Often times when it starts to get toward the "whats wrong with me?" Or things like that, i usually say something like. "Oh, you know what? Sometimes I forget a word too. Thats something that happens and we are only human and thats ok." You see, i usually feel better when another person tells me i am not alone. So when i am working i try to turn in to a situation where they can laugh at me or feel that we are alike. I might say " It's okay! I understand. Do you know that the other day i went to order my burger and i couldnt think of it and it was right there on the screen!" I think that when you remind them that yea, you might remember the word they forgot but you make silly mistakes too and we all do! After a while they laugh and say i am the silly one and thats okay with me! Also just what works for me when i have a resident doing that sort of "word soup" where they are making sounds that mimic conversational speech, i listen to the tone before i try to say or do anything. Then I sort of pick up on their emotion and start agreeing. "Wow yes! You seem really angery about that. That definately isn't good is it?" Often times between the word jumble they will nod or say "yes "or "no" but being there and just being a person who is saying "wow yes i see you really like or hate that" really calms them down. Dementia or no, all us want to feel like someone else is validating our feelings.

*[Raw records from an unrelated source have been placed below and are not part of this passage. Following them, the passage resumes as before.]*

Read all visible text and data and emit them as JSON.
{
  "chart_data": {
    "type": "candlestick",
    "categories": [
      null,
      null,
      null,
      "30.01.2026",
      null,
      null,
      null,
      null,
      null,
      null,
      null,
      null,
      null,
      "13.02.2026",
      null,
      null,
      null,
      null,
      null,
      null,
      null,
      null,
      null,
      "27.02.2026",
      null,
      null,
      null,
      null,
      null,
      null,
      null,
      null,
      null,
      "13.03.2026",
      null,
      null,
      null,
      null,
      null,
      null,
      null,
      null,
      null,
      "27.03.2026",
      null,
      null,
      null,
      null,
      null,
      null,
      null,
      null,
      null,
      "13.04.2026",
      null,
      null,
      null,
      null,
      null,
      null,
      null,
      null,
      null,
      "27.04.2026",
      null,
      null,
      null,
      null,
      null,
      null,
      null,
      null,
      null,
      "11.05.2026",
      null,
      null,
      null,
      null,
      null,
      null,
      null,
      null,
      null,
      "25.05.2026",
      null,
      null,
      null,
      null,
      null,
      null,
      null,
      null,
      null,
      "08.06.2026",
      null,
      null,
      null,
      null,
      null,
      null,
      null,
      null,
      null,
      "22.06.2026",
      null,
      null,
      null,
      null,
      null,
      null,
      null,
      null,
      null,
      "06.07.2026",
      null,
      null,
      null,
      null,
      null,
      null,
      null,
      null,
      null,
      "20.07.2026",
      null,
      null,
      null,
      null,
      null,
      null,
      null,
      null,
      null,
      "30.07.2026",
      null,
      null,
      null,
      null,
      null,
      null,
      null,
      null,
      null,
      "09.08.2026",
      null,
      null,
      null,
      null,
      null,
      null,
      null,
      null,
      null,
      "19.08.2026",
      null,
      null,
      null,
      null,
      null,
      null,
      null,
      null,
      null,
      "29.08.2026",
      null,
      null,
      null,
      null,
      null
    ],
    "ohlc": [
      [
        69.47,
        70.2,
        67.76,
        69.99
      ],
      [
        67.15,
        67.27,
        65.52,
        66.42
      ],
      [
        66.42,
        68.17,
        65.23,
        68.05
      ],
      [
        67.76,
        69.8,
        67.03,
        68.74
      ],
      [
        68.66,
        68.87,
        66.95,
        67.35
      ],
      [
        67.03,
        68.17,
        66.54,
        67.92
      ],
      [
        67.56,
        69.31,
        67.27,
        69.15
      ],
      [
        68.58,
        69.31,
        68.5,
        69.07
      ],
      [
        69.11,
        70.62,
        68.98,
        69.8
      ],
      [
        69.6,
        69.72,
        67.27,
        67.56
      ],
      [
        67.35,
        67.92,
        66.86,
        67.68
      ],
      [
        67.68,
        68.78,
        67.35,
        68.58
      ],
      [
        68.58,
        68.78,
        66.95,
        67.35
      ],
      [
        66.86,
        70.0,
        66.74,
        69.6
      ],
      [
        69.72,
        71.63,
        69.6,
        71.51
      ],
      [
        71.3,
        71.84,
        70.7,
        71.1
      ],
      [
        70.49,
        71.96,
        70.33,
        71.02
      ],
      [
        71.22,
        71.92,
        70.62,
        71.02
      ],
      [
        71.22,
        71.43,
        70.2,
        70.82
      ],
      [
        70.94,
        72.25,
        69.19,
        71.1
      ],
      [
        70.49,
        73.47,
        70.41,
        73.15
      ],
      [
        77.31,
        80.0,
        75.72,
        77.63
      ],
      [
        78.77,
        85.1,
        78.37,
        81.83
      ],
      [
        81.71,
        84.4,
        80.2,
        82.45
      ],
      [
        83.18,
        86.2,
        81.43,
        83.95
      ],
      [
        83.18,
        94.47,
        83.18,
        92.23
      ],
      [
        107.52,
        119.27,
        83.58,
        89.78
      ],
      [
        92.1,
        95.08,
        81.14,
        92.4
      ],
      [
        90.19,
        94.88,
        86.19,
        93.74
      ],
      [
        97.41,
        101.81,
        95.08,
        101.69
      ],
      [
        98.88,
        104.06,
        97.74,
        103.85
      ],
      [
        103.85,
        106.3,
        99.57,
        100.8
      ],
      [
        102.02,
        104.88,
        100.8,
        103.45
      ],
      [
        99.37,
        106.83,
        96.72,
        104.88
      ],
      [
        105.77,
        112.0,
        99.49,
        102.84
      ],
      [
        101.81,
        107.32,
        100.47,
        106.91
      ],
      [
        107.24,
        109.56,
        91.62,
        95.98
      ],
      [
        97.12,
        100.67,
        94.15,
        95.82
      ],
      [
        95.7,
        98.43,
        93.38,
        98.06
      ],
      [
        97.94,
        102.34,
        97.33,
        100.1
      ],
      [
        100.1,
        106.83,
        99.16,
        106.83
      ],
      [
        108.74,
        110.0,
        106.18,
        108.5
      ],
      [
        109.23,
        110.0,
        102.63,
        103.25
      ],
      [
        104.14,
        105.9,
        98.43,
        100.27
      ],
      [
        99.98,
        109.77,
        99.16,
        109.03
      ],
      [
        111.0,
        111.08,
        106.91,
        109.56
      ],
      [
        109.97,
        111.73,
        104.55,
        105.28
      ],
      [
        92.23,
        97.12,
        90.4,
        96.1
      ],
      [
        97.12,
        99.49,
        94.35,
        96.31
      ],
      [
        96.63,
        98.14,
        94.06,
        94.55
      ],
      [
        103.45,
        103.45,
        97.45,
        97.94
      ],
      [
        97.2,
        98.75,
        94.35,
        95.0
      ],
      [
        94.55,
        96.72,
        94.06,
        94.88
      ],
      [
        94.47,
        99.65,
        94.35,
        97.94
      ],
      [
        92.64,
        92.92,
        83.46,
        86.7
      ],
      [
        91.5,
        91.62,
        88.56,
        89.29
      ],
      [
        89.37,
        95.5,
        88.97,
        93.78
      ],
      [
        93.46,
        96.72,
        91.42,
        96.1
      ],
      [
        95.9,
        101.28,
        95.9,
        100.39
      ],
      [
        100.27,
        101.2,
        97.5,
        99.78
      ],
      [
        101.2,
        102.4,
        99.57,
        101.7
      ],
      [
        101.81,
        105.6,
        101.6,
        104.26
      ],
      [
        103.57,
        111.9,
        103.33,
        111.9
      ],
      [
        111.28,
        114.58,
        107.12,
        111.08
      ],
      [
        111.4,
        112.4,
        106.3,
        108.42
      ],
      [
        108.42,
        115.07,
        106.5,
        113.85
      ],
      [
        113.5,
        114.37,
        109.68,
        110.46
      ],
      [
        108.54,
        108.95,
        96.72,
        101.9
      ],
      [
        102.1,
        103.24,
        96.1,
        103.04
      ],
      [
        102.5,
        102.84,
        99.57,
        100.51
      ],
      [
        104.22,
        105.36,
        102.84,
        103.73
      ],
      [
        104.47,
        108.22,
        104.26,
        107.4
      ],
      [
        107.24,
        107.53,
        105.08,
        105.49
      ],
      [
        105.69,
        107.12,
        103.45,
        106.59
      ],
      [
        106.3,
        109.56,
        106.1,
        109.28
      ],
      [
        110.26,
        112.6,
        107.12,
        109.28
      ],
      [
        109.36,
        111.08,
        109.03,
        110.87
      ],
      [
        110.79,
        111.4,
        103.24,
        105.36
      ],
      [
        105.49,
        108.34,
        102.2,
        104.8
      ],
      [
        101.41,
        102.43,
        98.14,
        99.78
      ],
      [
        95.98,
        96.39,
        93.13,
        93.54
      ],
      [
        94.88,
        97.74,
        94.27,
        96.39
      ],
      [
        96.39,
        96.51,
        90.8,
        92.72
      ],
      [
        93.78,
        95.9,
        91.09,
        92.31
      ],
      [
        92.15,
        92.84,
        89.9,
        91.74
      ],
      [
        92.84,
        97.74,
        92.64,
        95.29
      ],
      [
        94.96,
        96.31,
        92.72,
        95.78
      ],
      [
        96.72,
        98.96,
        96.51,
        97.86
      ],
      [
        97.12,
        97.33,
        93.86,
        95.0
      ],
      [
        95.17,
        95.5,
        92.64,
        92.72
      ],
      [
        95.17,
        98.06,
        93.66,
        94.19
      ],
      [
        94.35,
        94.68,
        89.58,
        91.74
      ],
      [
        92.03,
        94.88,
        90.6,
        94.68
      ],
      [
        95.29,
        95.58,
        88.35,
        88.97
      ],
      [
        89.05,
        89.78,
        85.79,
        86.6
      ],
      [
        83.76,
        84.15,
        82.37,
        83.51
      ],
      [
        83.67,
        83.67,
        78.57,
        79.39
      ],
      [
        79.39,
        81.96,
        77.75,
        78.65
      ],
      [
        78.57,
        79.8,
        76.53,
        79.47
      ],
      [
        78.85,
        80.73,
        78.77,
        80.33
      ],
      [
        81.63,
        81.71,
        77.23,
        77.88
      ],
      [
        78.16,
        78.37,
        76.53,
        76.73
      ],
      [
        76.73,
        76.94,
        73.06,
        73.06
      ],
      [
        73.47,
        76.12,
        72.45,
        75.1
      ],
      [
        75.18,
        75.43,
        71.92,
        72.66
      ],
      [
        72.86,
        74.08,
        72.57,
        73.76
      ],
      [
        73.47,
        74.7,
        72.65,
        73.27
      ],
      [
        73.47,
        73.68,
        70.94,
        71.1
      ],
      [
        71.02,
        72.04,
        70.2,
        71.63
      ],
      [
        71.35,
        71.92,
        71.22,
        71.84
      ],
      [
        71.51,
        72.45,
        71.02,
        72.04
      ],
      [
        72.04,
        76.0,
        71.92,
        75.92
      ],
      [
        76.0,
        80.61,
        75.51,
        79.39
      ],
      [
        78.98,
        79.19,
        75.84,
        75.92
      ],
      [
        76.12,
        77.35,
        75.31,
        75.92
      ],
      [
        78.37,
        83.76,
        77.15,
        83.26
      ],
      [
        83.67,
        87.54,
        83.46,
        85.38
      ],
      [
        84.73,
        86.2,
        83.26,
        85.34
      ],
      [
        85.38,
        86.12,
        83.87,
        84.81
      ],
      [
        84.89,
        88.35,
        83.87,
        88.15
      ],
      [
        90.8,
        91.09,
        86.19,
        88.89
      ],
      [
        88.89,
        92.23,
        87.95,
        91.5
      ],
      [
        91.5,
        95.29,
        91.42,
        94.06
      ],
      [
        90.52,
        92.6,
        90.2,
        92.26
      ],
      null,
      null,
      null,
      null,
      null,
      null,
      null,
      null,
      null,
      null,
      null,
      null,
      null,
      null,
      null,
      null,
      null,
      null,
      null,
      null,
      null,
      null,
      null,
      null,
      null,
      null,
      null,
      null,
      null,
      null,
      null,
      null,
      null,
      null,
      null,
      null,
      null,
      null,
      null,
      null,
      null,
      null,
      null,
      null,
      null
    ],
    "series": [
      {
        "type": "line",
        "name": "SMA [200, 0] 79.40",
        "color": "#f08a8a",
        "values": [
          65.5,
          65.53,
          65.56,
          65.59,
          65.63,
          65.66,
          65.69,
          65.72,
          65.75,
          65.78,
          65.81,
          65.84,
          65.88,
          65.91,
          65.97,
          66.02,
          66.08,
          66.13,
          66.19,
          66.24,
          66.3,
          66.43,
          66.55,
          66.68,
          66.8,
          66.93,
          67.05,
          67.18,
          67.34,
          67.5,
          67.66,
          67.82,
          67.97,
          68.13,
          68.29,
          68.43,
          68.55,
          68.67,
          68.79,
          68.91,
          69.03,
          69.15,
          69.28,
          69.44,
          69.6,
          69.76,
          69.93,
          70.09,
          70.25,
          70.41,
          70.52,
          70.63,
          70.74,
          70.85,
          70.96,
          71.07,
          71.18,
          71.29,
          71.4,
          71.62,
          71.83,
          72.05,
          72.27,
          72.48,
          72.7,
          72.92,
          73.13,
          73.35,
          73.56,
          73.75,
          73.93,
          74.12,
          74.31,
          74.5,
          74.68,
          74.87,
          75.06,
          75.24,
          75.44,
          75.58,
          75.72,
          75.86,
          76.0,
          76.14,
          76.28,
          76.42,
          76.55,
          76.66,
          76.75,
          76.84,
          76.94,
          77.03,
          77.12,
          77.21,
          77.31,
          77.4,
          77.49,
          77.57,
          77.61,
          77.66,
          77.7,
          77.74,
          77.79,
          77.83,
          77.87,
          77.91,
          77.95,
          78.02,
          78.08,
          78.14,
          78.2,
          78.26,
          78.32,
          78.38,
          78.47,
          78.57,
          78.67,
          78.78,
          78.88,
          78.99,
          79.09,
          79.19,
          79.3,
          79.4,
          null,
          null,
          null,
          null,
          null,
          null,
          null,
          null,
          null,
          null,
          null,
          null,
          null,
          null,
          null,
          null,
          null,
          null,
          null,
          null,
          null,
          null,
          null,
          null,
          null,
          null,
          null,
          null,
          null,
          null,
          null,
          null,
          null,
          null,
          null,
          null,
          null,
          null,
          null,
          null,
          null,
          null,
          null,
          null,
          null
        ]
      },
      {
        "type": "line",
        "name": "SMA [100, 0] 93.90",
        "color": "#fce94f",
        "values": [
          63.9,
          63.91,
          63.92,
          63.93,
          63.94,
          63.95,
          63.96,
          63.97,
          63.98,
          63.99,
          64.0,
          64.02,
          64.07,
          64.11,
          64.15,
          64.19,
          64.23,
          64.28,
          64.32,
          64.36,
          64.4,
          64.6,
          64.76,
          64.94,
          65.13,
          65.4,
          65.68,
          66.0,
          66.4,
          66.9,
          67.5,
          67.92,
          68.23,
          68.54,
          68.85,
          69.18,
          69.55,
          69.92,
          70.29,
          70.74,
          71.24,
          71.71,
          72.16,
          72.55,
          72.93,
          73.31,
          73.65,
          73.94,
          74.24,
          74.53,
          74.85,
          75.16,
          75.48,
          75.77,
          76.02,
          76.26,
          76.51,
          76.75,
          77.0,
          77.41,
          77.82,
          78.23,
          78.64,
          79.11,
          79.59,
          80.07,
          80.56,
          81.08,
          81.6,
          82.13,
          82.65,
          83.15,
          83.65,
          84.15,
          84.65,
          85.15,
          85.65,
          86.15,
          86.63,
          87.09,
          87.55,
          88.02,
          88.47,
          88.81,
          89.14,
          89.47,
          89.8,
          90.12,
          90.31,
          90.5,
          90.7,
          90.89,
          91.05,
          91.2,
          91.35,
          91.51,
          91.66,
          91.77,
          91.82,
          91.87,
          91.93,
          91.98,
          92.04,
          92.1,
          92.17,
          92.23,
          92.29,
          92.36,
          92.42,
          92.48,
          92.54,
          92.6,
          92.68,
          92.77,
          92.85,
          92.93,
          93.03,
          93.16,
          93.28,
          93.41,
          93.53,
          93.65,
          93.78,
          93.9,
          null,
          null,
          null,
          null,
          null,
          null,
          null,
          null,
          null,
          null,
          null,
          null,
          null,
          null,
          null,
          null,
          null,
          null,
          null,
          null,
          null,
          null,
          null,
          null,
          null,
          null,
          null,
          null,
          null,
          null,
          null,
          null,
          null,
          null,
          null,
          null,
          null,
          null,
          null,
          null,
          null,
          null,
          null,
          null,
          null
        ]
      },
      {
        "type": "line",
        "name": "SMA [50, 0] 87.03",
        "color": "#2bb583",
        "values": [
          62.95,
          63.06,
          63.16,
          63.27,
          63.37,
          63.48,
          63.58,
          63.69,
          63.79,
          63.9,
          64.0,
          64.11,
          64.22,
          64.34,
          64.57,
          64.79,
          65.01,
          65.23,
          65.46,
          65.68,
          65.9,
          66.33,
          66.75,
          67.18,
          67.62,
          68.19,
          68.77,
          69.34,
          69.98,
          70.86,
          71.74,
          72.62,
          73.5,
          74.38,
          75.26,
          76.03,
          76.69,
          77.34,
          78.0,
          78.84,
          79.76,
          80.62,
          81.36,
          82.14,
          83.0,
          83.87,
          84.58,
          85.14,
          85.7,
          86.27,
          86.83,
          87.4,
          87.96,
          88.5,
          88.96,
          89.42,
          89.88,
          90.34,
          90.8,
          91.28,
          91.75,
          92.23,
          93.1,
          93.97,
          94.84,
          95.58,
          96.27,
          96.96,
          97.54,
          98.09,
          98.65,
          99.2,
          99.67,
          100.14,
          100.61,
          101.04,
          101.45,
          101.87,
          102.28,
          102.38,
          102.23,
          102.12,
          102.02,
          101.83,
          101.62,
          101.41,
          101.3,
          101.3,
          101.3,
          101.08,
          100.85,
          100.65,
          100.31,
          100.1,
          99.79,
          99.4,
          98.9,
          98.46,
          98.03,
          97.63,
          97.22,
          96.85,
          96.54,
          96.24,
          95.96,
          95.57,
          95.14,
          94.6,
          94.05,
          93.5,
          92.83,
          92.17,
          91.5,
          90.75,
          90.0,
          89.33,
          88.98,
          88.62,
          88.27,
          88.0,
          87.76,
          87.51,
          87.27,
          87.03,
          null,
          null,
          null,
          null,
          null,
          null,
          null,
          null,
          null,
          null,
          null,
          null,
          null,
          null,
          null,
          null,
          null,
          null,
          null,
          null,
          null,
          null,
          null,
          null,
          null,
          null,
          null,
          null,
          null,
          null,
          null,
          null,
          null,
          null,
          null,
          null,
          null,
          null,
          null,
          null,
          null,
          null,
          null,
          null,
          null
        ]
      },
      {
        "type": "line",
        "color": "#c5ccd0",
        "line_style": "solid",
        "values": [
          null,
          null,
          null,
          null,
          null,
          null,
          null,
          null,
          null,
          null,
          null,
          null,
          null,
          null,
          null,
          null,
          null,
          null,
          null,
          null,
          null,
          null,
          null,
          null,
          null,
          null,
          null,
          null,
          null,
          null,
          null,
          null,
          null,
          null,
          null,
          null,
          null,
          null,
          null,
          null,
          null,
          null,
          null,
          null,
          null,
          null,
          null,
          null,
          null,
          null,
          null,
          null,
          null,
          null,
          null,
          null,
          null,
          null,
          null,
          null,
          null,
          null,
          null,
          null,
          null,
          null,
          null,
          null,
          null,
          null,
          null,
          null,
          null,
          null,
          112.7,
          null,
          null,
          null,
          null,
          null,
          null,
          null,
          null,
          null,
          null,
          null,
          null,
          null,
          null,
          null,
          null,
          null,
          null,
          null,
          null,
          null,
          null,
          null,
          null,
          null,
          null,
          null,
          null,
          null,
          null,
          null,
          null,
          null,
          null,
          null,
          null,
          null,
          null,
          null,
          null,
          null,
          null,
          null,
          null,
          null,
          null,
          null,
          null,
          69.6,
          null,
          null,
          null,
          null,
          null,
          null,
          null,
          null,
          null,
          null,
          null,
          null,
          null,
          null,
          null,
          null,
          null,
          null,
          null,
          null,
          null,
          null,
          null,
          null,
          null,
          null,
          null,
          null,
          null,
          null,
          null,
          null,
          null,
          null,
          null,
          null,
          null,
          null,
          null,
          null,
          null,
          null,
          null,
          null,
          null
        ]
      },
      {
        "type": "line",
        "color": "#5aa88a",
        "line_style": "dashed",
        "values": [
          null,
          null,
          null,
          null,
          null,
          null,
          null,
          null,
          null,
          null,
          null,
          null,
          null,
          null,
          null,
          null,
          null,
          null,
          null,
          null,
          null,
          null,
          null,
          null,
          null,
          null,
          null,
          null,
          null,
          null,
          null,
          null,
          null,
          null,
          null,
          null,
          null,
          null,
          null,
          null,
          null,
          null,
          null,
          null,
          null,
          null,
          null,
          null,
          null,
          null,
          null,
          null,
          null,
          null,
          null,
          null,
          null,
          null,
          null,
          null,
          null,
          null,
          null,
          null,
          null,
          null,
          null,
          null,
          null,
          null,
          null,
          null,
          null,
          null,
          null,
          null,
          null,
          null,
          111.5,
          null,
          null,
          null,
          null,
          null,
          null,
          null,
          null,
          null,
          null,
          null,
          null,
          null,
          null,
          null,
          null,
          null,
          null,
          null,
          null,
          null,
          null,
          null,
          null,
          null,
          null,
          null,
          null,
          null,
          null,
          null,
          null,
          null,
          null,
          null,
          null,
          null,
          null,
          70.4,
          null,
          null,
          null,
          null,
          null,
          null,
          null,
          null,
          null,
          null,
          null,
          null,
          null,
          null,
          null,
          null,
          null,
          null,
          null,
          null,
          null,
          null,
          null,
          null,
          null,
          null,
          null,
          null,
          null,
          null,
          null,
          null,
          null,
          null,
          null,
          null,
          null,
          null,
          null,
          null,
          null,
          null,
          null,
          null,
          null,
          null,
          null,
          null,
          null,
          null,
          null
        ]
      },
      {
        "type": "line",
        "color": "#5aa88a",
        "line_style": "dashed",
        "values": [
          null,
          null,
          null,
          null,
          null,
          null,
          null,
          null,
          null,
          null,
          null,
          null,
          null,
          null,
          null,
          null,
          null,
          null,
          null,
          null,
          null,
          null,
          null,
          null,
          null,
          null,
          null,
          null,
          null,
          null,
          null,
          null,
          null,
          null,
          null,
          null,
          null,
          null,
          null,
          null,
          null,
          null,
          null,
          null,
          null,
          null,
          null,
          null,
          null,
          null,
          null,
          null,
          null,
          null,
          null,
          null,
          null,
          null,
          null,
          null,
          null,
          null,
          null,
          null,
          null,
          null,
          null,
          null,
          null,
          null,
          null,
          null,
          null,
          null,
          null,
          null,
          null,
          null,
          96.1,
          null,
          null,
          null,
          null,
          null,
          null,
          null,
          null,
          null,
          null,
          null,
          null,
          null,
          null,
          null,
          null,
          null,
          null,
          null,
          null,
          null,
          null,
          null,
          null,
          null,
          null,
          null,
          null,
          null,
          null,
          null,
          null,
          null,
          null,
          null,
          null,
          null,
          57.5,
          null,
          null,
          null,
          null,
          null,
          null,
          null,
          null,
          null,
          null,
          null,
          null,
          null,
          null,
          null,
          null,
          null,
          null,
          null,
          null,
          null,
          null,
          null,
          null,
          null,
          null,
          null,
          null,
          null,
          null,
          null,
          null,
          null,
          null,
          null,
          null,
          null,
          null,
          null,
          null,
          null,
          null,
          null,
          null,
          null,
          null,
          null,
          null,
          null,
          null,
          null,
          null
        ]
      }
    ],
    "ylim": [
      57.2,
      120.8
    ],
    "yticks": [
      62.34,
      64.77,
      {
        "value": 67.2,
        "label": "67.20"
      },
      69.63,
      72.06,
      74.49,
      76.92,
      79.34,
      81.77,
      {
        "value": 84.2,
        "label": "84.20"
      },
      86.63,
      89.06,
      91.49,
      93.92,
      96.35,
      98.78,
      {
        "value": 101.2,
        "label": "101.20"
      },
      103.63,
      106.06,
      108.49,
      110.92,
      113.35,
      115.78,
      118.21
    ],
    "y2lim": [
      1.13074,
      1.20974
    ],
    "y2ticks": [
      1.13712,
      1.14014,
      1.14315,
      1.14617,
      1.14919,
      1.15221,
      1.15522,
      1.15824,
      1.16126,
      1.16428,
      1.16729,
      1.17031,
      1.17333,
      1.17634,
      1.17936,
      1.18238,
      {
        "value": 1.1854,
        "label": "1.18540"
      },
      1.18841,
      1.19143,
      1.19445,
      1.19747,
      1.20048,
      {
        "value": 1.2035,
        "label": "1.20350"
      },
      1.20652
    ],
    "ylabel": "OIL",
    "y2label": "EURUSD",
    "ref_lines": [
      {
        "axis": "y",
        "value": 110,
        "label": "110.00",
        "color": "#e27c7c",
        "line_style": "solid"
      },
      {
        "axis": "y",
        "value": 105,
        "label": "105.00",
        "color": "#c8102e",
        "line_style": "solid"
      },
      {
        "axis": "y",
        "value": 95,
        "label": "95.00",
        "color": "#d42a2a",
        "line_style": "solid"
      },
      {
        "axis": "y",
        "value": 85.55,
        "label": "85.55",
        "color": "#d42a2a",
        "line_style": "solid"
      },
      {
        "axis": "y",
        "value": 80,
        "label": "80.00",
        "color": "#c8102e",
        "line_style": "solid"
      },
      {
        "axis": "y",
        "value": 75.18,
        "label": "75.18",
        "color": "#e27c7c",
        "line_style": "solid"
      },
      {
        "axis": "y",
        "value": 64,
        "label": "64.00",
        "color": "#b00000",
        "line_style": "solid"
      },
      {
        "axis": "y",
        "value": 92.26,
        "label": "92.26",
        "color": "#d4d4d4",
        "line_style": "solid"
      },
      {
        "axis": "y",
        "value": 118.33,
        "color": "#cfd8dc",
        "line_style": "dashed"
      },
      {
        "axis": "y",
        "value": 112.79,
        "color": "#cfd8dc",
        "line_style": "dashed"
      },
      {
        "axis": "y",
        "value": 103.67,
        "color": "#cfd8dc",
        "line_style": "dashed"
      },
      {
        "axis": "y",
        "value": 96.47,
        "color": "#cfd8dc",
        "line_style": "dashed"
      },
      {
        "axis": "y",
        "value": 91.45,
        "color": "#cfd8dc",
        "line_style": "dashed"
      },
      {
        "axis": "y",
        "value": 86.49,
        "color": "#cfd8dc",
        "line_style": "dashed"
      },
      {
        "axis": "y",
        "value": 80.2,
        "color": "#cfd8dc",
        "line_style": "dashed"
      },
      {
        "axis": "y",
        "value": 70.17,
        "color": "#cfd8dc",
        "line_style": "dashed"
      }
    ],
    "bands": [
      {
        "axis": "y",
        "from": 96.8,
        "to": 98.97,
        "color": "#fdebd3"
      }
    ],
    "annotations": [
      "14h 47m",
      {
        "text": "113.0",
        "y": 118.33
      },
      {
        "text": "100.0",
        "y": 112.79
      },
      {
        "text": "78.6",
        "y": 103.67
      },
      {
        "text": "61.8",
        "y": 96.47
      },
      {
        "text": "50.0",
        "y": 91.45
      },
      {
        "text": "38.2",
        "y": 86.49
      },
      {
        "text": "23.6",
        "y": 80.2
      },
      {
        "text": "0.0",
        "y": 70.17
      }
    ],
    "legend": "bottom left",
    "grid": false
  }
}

Thank you for a comment that touched my heart and tears, Live Laugh Love.
I believe we're thriving when living with a sense of belonging, including imperfection and misunderstandings. You're just good, right where you are.
@@devonseamoor Thank you Marian B. truthfully my own life is very tough. I am going through a situation where I am homeless, yet still working. I work hard on being my best self with my residents and the truth is that when i am just being silly with them, treat them with love and give them the focus they so desperiately need.... i forget my own troubles for a while. They are top priority. Every day when I leave to go to the Respite House I live in- until I can find an apartment, I want those residents all feeling like things are okay, I love them and really we are all the same - all humans just trying to get through life. I've found in life when you help others, the lord finds a way to help you. I am holding on to that and praying for a home by christmas.
I am having such a hard time dealing with this...i love my dad but i feel so helpless...everything i say or do is wrong...how do i seek help???
You _are_ seeking help, or you wouldn't be here watching this. ♡
@@djondjon not anymore my dad died
@@1989bccclasmate i am sorry. Mine did, too, so I understand the pain.
@@djondjon im so sorry for your loss
@@1989bccclasmate 💞💔
How do they kn in 15 year's it's going to be one in two.. this has been going on since 1979 .
Please, don't apply mathematics to an area of life where no predictions can be made ever, due to life following her own natural pace and, not in the least, the freedom of choice that you always have. As a sovereign human being. Live a good life, choose good food and exercise. Be the best version of yourself that you know how to be and all will be well. Statistics are fodder for the calculating mind.
People live longer. The longer they live the more prone to Dementia they become. No, Dementia is not a natural part of againt. However, after age 65, the odds start to rise in the odds that come could get Dementia. So, when people are living into their 90s or even 100s more and more, there are more odds people can get Dementia.